R. Daneel, "Anlayamadın mı?" dedi. "Durum apaçık değil mi?"

Baley sabırla, "Anlayamadım." diye karşılık verdi. "Durum da apaçık değil."

Robot, "Biz buraya Arzı saran kabuğu kırmak, insanları yeniden yayılmaya ve gezegenlere gitmeye zorlamak için geldik." dedi. "'Biz' den kastim Uzay Kentindekiler."

"Bunu biliyorum. Bildiğim bir şeyi boş yere uzun uzun anlatma lütfen."
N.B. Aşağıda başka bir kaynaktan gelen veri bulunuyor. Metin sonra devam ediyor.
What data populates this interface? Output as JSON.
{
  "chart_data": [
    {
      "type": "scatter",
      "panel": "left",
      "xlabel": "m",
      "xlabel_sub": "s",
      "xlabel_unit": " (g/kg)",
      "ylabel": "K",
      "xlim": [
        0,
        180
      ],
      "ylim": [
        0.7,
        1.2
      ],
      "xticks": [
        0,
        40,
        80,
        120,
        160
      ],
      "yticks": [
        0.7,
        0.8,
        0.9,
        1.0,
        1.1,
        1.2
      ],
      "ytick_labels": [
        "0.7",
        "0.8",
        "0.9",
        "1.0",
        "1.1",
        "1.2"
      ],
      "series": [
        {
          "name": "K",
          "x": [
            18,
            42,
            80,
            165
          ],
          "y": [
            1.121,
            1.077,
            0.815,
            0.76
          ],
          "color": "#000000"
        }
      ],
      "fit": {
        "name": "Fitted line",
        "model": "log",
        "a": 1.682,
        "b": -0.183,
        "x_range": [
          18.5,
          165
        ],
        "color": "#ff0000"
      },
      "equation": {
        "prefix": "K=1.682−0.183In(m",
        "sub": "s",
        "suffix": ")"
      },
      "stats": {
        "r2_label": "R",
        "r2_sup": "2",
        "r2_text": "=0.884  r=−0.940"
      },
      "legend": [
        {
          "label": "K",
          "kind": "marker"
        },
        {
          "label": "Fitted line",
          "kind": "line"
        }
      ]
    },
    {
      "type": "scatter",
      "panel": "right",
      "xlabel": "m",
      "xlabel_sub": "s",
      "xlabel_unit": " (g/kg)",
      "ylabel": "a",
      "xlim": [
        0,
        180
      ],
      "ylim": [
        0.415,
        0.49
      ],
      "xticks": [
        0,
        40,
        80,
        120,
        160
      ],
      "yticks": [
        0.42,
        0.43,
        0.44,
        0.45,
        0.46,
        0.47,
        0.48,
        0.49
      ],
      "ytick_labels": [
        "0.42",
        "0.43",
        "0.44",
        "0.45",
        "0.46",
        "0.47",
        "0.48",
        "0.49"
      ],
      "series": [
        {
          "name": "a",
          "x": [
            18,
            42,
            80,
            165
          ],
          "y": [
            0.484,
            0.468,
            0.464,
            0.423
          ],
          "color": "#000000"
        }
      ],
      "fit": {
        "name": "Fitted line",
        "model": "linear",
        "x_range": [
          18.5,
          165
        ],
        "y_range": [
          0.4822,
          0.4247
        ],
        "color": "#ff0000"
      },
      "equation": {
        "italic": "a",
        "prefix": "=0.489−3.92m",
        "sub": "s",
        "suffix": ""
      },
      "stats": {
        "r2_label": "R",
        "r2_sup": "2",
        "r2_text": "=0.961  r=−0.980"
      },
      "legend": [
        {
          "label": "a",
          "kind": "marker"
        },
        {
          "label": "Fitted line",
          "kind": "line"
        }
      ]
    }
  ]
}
"Böyle yapmam gerekiyor, çünkü bu nokta çok önemli. Dr. Sarton'u öldüren kimsenin cezalandırılmasını istedik. Bunun Dr. Sarton'u yeniden yaşatacağına inandığımız için değil. Bu bakımdan başarısızlığa uğramak gezegenimizdeki, Uzay Kentinin aleyhinde olan politikacıların durumlarının güçlenmesine yol açacaktı."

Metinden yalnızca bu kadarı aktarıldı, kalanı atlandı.